Dividing farm assets equally among children usually doesn’t work
One of the toughest conversations farm families have is how farm assets will be distributed after the senior generation passes away.
But as difficult as it is, it’s a conversation that farm families must have. And the sooner the better, says Margaret Heiser Fulton, an estate planning attorney in Auburn, Calif., with Robinson, Lyon and Fulton.
"In my view, transferring property at death is way too late," she says. "The hard-working senior generation has to start now and plan."
In non-farm families with a house as the only real estate and stocks and bonds as the major assets, dividing the shares equally among the children is fairly easy. The estate trustee sells the house, cashes in the stocks and bonds, and distributes the proceeds.
Farm families are very different because the major asset is often the farm itself. If one child is farming the land and the other children live away from the farm, dividing up the land or selling it usually isn’t an option.
If the land is divided equally among the children, the child farming the land might not have the wherewithal to purchase the non-farming siblings’ share. And if the non-farming siblings’ land shares are sold to others, there likely won’t be enough of a land base left to provide a viable business
To facilitate a workable solution, the senior generation really needs to do three types of planning:
- Estate planning: Who will receive the assets in the event of death?

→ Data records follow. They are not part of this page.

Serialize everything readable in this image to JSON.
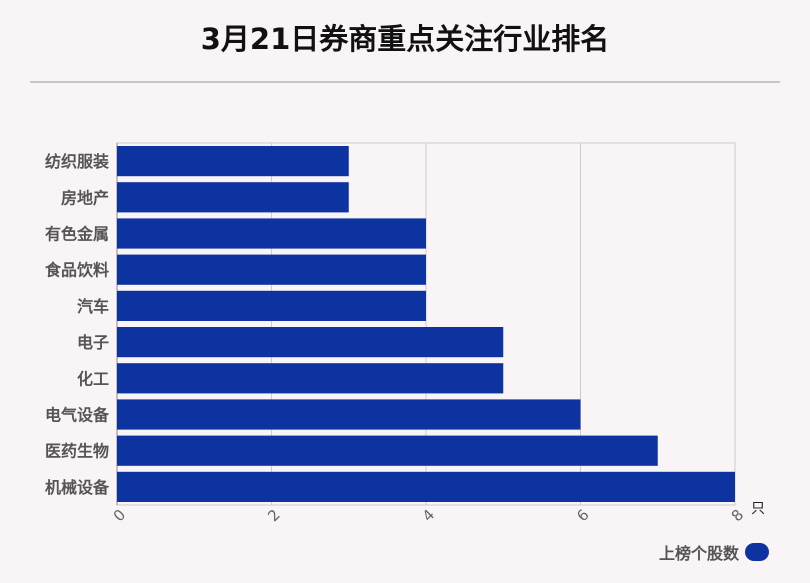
{
  "title": "3月21日券商重点关注行业排名",
  "legend": {
    "label": "上榜个股数",
    "color": "#0d33a0"
  },
  "chart_data": {
    "type": "bar",
    "orientation": "horizontal",
    "title": "3月21日券商重点关注行业排名",
    "x_unit": "只",
    "xlim": [
      0,
      8
    ],
    "x_ticks": [
      0,
      2,
      4,
      6,
      8
    ],
    "grid": true,
    "legend_position": "bottom-right",
    "categories": [
      "纺织服装",
      "房地产",
      "有色金属",
      "食品饮料",
      "汽车",
      "电子",
      "化工",
      "电气设备",
      "医药生物",
      "机械设备"
    ],
    "series": [
      {
        "name": "上榜个股数",
        "color": "#0d33a0",
        "values": [
          3,
          3,
          4,
          4,
          4,
          5,
          5,
          6,
          7,
          8
        ]
      }
    ]
  }
}
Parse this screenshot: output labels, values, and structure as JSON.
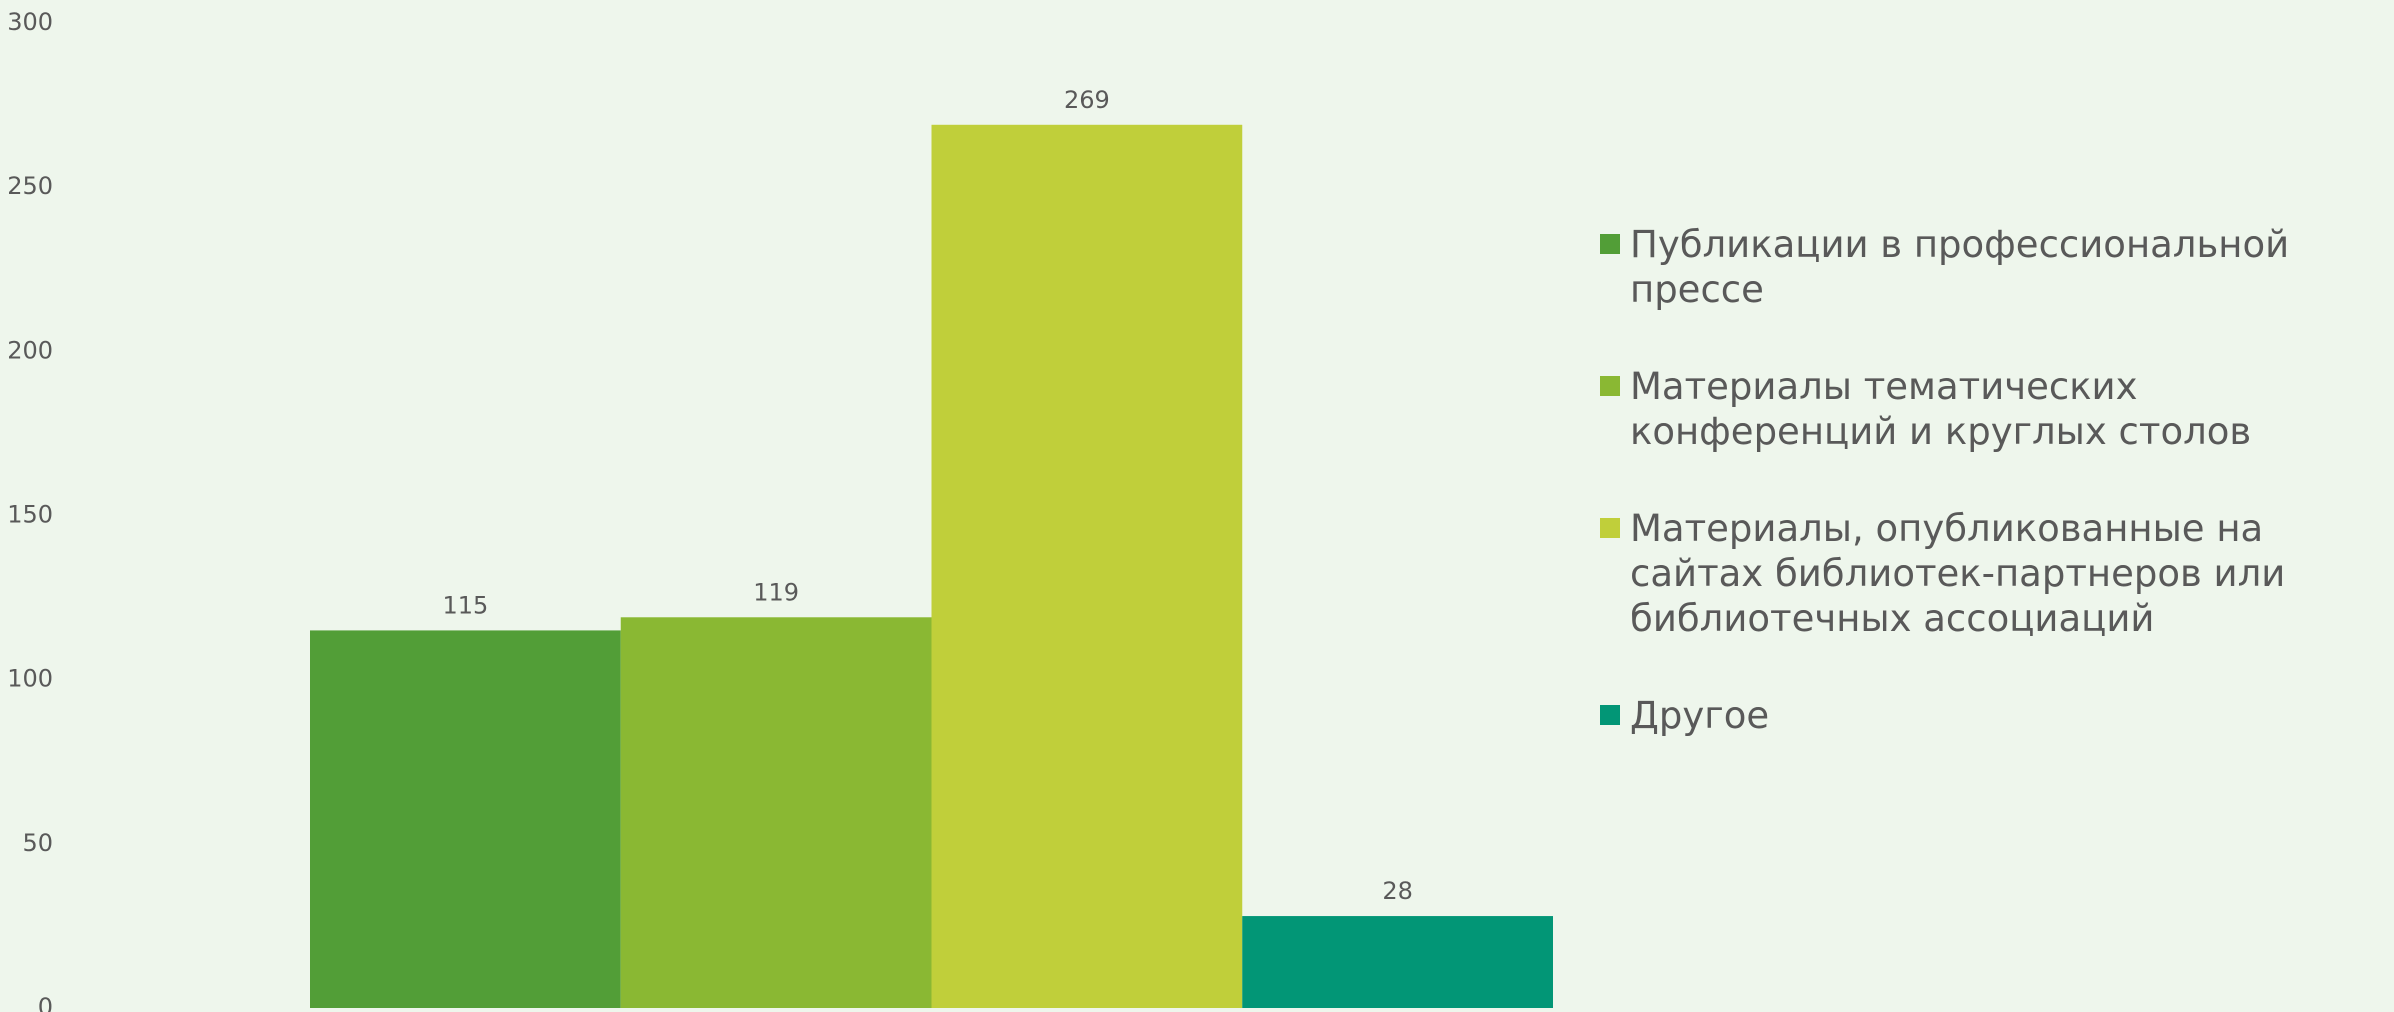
{
  "chart_data": {
    "type": "bar",
    "categories": [
      null
    ],
    "series": [
      {
        "name": "Публикации в профессиональной прессе",
        "color": "#529e37",
        "values": [
          115
        ]
      },
      {
        "name": "Материалы тематических конференций и круглых столов",
        "color": "#8ab833",
        "values": [
          119
        ]
      },
      {
        "name": "Материалы, опубликованные на сайтах библиотек-партнеров или библиотечных ассоциаций",
        "color": "#c0cf3a",
        "values": [
          269
        ]
      },
      {
        "name": "Другое",
        "color": "#029676",
        "values": [
          28
        ]
      }
    ],
    "ylim": [
      0,
      300
    ],
    "yticks": [
      0,
      50,
      100,
      150,
      200,
      250,
      300
    ],
    "grid": false,
    "legend": "right"
  }
}
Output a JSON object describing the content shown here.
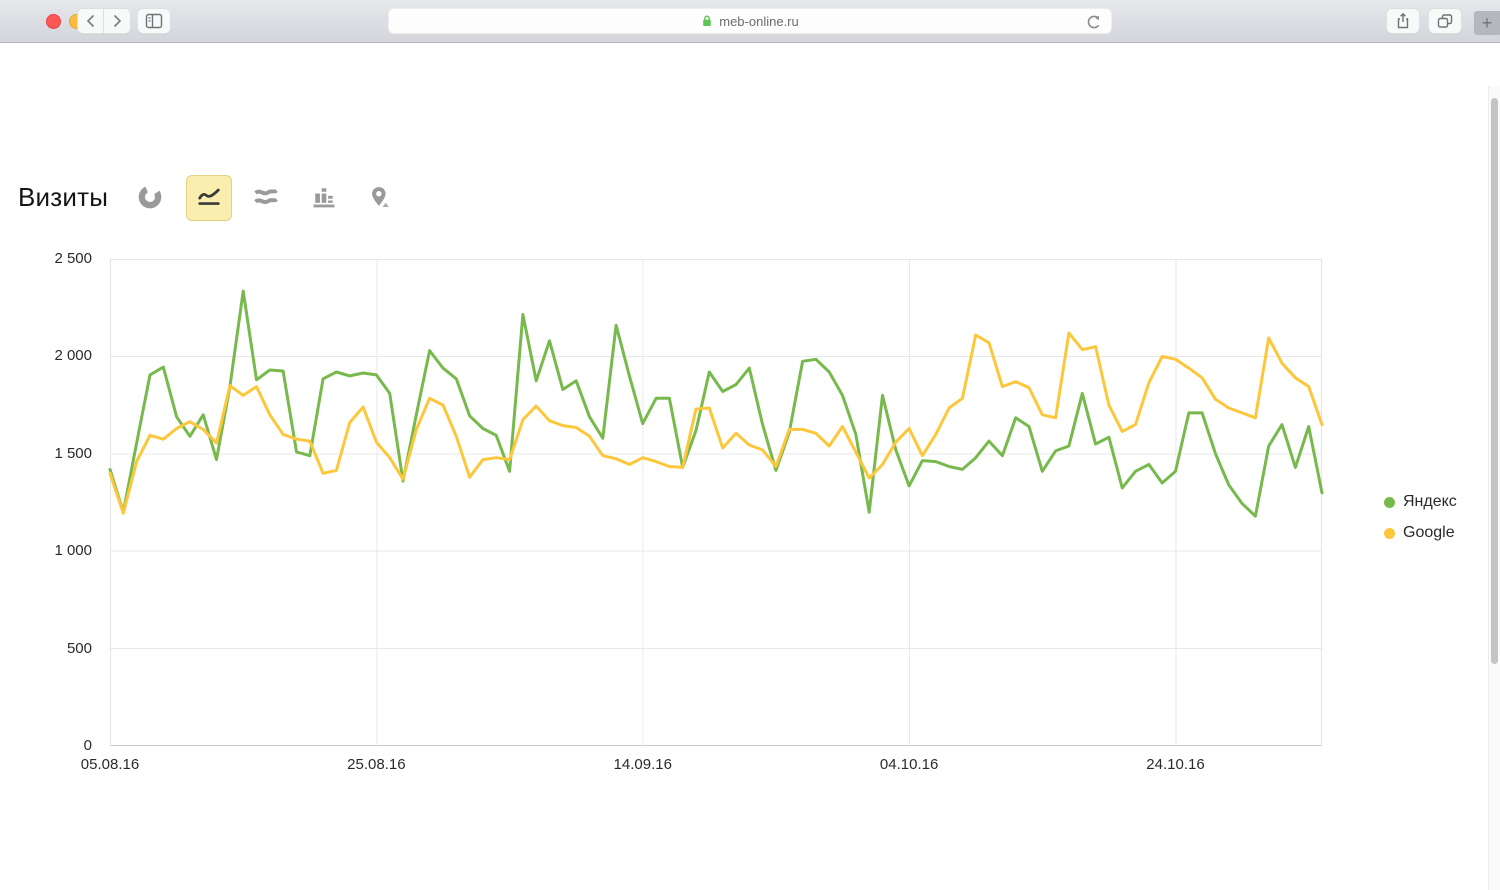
{
  "browser": {
    "url_text": "meb-online.ru",
    "new_tab_plus_glyph": "+",
    "icons": {
      "traffic_lights": [
        "close",
        "minimize",
        "zoom"
      ],
      "nav": [
        "back-chevron",
        "forward-chevron",
        "sidebar-toggle"
      ],
      "url_field": [
        "lock",
        "reload"
      ],
      "right_controls": [
        "share",
        "tabs-overview",
        "new-tab-plus"
      ]
    },
    "colors": {
      "traffic_red": "#fc5753",
      "traffic_yellow": "#fdbc40",
      "traffic_green": "#33c748",
      "lock_green": "#5fc457"
    }
  },
  "page": {
    "title": "Визиты",
    "chart_type_switcher": [
      {
        "name": "pie-chart",
        "selected": false
      },
      {
        "name": "line-chart",
        "selected": true
      },
      {
        "name": "stacked-area-chart",
        "selected": false
      },
      {
        "name": "column-chart",
        "selected": false
      },
      {
        "name": "map",
        "selected": false
      }
    ],
    "selected_button_bg": "#faeeae"
  },
  "chart_data": {
    "type": "line",
    "title": "Визиты",
    "xlabel": "",
    "ylabel": "",
    "ylim": [
      0,
      2500
    ],
    "grid": true,
    "legend_position": "right",
    "ytick_values": [
      0,
      500,
      1000,
      1500,
      2000,
      2500
    ],
    "ytick_labels": [
      "0",
      "500",
      "1 000",
      "1 500",
      "2 000",
      "2 500"
    ],
    "xtick_day_indices": [
      0,
      20,
      40,
      60,
      80
    ],
    "xtick_labels": [
      "05.08.16",
      "25.08.16",
      "14.09.16",
      "04.10.16",
      "24.10.16"
    ],
    "x_description": "daily values from 05.08.16, one point per day, 92 days",
    "series": [
      {
        "name": "Яндекс",
        "color": "#77b94d",
        "values": [
          1420,
          1200,
          1555,
          1905,
          1945,
          1690,
          1590,
          1700,
          1470,
          1845,
          2335,
          1880,
          1930,
          1925,
          1510,
          1490,
          1885,
          1920,
          1900,
          1915,
          1905,
          1810,
          1360,
          1700,
          2030,
          1940,
          1885,
          1695,
          1630,
          1595,
          1410,
          2215,
          1875,
          2080,
          1830,
          1875,
          1690,
          1580,
          2160,
          1900,
          1655,
          1785,
          1785,
          1430,
          1620,
          1920,
          1820,
          1855,
          1940,
          1650,
          1415,
          1610,
          1975,
          1985,
          1920,
          1800,
          1600,
          1200,
          1800,
          1520,
          1335,
          1465,
          1460,
          1435,
          1420,
          1480,
          1565,
          1490,
          1685,
          1640,
          1410,
          1515,
          1540,
          1810,
          1550,
          1585,
          1325,
          1410,
          1445,
          1350,
          1410,
          1710,
          1710,
          1500,
          1340,
          1245,
          1180,
          1540,
          1650,
          1430,
          1640,
          1300
        ]
      },
      {
        "name": "Google",
        "color": "#fdc73c",
        "values": [
          1400,
          1195,
          1460,
          1595,
          1575,
          1630,
          1665,
          1625,
          1555,
          1850,
          1800,
          1845,
          1700,
          1600,
          1575,
          1565,
          1400,
          1415,
          1660,
          1740,
          1560,
          1480,
          1370,
          1625,
          1785,
          1750,
          1590,
          1380,
          1470,
          1480,
          1470,
          1675,
          1745,
          1670,
          1645,
          1635,
          1590,
          1490,
          1475,
          1445,
          1480,
          1460,
          1435,
          1430,
          1730,
          1735,
          1530,
          1605,
          1545,
          1520,
          1435,
          1625,
          1625,
          1605,
          1540,
          1640,
          1510,
          1375,
          1445,
          1560,
          1630,
          1490,
          1600,
          1735,
          1785,
          2110,
          2070,
          1845,
          1870,
          1840,
          1700,
          1685,
          2120,
          2035,
          2050,
          1750,
          1615,
          1650,
          1865,
          2000,
          1985,
          1940,
          1890,
          1780,
          1735,
          1710,
          1685,
          2095,
          1965,
          1890,
          1845,
          1650
        ]
      }
    ]
  }
}
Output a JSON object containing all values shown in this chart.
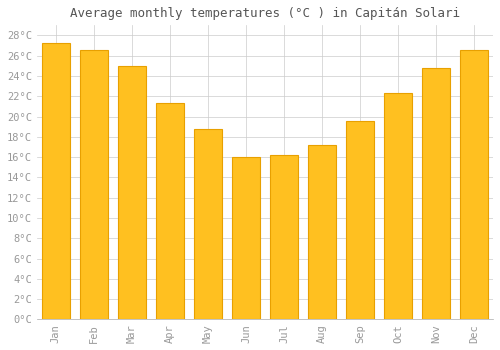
{
  "title": "Average monthly temperatures (°C ) in Capitán Solari",
  "months": [
    "Jan",
    "Feb",
    "Mar",
    "Apr",
    "May",
    "Jun",
    "Jul",
    "Aug",
    "Sep",
    "Oct",
    "Nov",
    "Dec"
  ],
  "values": [
    27.3,
    26.6,
    25.0,
    21.3,
    18.8,
    16.0,
    16.2,
    17.2,
    19.6,
    22.3,
    24.8,
    26.6
  ],
  "bar_color": "#FFC020",
  "bar_edge_color": "#E8A000",
  "background_color": "#FFFFFF",
  "plot_bg_color": "#FFFFFF",
  "grid_color": "#CCCCCC",
  "ylim": [
    0,
    29
  ],
  "yticks": [
    0,
    2,
    4,
    6,
    8,
    10,
    12,
    14,
    16,
    18,
    20,
    22,
    24,
    26,
    28
  ],
  "title_fontsize": 9,
  "tick_fontsize": 7.5,
  "font_family": "monospace",
  "tick_color": "#999999",
  "title_color": "#555555"
}
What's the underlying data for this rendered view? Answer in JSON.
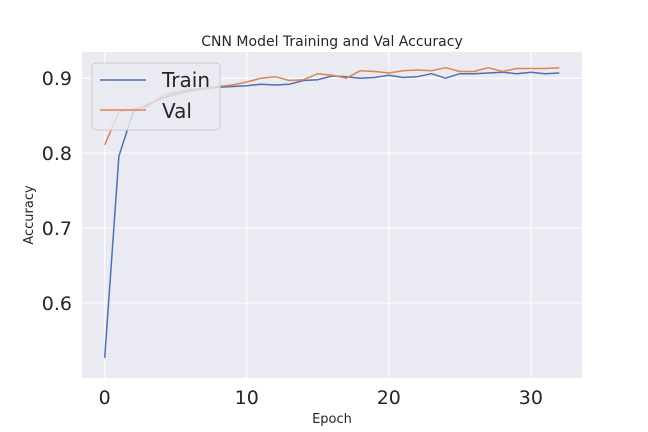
{
  "chart_data": {
    "type": "line",
    "title": "CNN Model Training and Val Accuracy",
    "xlabel": "Epoch",
    "ylabel": "Accuracy",
    "xlim": [
      -1.6,
      33.6
    ],
    "ylim": [
      0.5,
      0.935
    ],
    "x_ticks": [
      0,
      10,
      20,
      30
    ],
    "y_ticks": [
      0.6,
      0.7,
      0.8,
      0.9
    ],
    "x_tick_labels": [
      "0",
      "10",
      "20",
      "30"
    ],
    "y_tick_labels": [
      "0.6",
      "0.7",
      "0.8",
      "0.9"
    ],
    "grid": true,
    "legend_position": "upper-left",
    "x": [
      0,
      1,
      2,
      3,
      4,
      5,
      6,
      7,
      8,
      9,
      10,
      11,
      12,
      13,
      14,
      15,
      16,
      17,
      18,
      19,
      20,
      21,
      22,
      23,
      24,
      25,
      26,
      27,
      28,
      29,
      30,
      31,
      32
    ],
    "series": [
      {
        "name": "Train",
        "color": "#4c72b0",
        "values": [
          0.527,
          0.796,
          0.855,
          0.865,
          0.873,
          0.879,
          0.883,
          0.886,
          0.888,
          0.889,
          0.89,
          0.892,
          0.891,
          0.892,
          0.897,
          0.898,
          0.903,
          0.902,
          0.9,
          0.901,
          0.904,
          0.901,
          0.902,
          0.906,
          0.9,
          0.906,
          0.906,
          0.907,
          0.908,
          0.906,
          0.908,
          0.906,
          0.907
        ]
      },
      {
        "name": "Val",
        "color": "#dd8452",
        "values": [
          0.811,
          0.855,
          0.859,
          0.862,
          0.876,
          0.882,
          0.885,
          0.887,
          0.889,
          0.891,
          0.895,
          0.9,
          0.902,
          0.897,
          0.898,
          0.906,
          0.904,
          0.9,
          0.91,
          0.909,
          0.907,
          0.91,
          0.911,
          0.91,
          0.914,
          0.909,
          0.909,
          0.914,
          0.909,
          0.913,
          0.913,
          0.913,
          0.914
        ]
      }
    ]
  }
}
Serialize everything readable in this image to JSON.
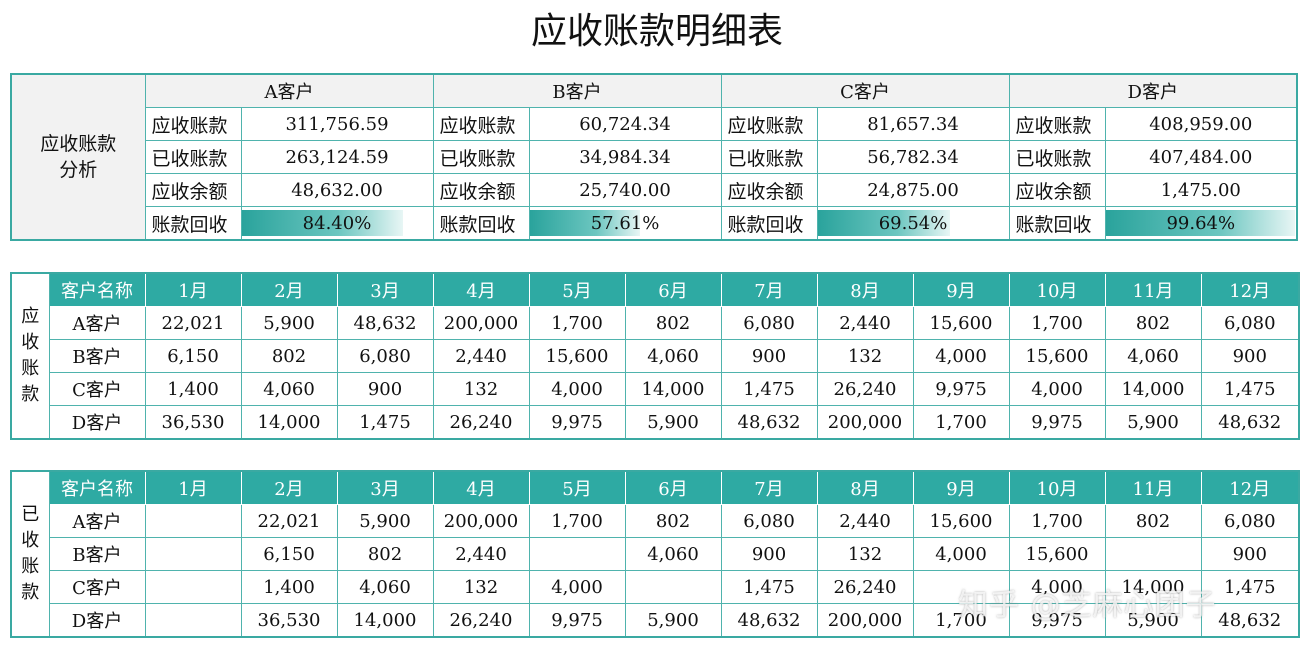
{
  "title": "应收账款明细表",
  "summary": {
    "side_label_1": "应收账款",
    "side_label_2": "分析",
    "row_labels": [
      "应收账款",
      "已收账款",
      "应收余额",
      "账款回收"
    ],
    "customers": [
      {
        "name": "A客户",
        "receivable": "311,756.59",
        "received": "263,124.59",
        "balance": "48,632.00",
        "recovery": "84.40%",
        "recovery_value": 0.844
      },
      {
        "name": "B客户",
        "receivable": "60,724.34",
        "received": "34,984.34",
        "balance": "25,740.00",
        "recovery": "57.61%",
        "recovery_value": 0.5761
      },
      {
        "name": "C客户",
        "receivable": "81,657.34",
        "received": "56,782.34",
        "balance": "24,875.00",
        "recovery": "69.54%",
        "recovery_value": 0.6954
      },
      {
        "name": "D客户",
        "receivable": "408,959.00",
        "received": "407,484.00",
        "balance": "1,475.00",
        "recovery": "99.64%",
        "recovery_value": 0.9964
      }
    ]
  },
  "months": [
    "1月",
    "2月",
    "3月",
    "4月",
    "5月",
    "6月",
    "7月",
    "8月",
    "9月",
    "10月",
    "11月",
    "12月"
  ],
  "name_header": "客户名称",
  "receivable_table": {
    "side_label": [
      "应",
      "收",
      "账",
      "款"
    ],
    "rows": [
      {
        "name": "A客户",
        "values": [
          "22,021",
          "5,900",
          "48,632",
          "200,000",
          "1,700",
          "802",
          "6,080",
          "2,440",
          "15,600",
          "1,700",
          "802",
          "6,080"
        ]
      },
      {
        "name": "B客户",
        "values": [
          "6,150",
          "802",
          "6,080",
          "2,440",
          "15,600",
          "4,060",
          "900",
          "132",
          "4,000",
          "15,600",
          "4,060",
          "900"
        ]
      },
      {
        "name": "C客户",
        "values": [
          "1,400",
          "4,060",
          "900",
          "132",
          "4,000",
          "14,000",
          "1,475",
          "26,240",
          "9,975",
          "4,000",
          "14,000",
          "1,475"
        ]
      },
      {
        "name": "D客户",
        "values": [
          "36,530",
          "14,000",
          "1,475",
          "26,240",
          "9,975",
          "5,900",
          "48,632",
          "200,000",
          "1,700",
          "9,975",
          "5,900",
          "48,632"
        ]
      }
    ]
  },
  "received_table": {
    "side_label": [
      "已",
      "收",
      "账",
      "款"
    ],
    "rows": [
      {
        "name": "A客户",
        "values": [
          "",
          "22,021",
          "5,900",
          "200,000",
          "1,700",
          "802",
          "6,080",
          "2,440",
          "15,600",
          "1,700",
          "802",
          "6,080"
        ]
      },
      {
        "name": "B客户",
        "values": [
          "",
          "6,150",
          "802",
          "2,440",
          "",
          "4,060",
          "900",
          "132",
          "4,000",
          "15,600",
          "",
          "900"
        ]
      },
      {
        "name": "C客户",
        "values": [
          "",
          "1,400",
          "4,060",
          "132",
          "4,000",
          "",
          "1,475",
          "26,240",
          "",
          "4,000",
          "14,000",
          "1,475"
        ]
      },
      {
        "name": "D客户",
        "values": [
          "",
          "36,530",
          "14,000",
          "26,240",
          "9,975",
          "5,900",
          "48,632",
          "200,000",
          "1,700",
          "9,975",
          "5,900",
          "48,632"
        ]
      }
    ]
  },
  "watermark": "知乎 @芝麻心团子",
  "colors": {
    "accent": "#2eaaa3",
    "border": "#3aa9a2",
    "header_bg": "#f2f2f2"
  }
}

- Succession planning: Who will run the business, and who will own the business assets?
- Business planning: Will the business be viable, especially if the land is split up and sold?
If you want the farm business to continue after your death, these are critical questions. No one answer fits every family, Fulton adds.
For example, if the senior generation has been married to each other for many years and the only children involved come from that marriage, the parents intimately know the personalities of everyone involved.
But the reality today is that many farm families are blended families with remarriages and stepchildren. How all of these folks get along, especially if there are children involved who did not grow up on the farm, adds another level of uncertainty.
Legal business entities, such as a limited liability company (LLC), can be created to protect the land assets for the farming children. Then separate legal entities, which lease the land, for example, can be created to allow the farm to operate.
In turn, the non-farming children can then receive fair market land-lease payments as their continuing share of the inheritance.
But creating these entities can have its own set of legal and tax consequences. That’s why you need legal and accounting expertise and close familiarity with your state’s laws from the beginning, Fulton says.
"With good planning, you can successfully pass the farm to the next generation," she says. "It won’t be easy, but it can be done."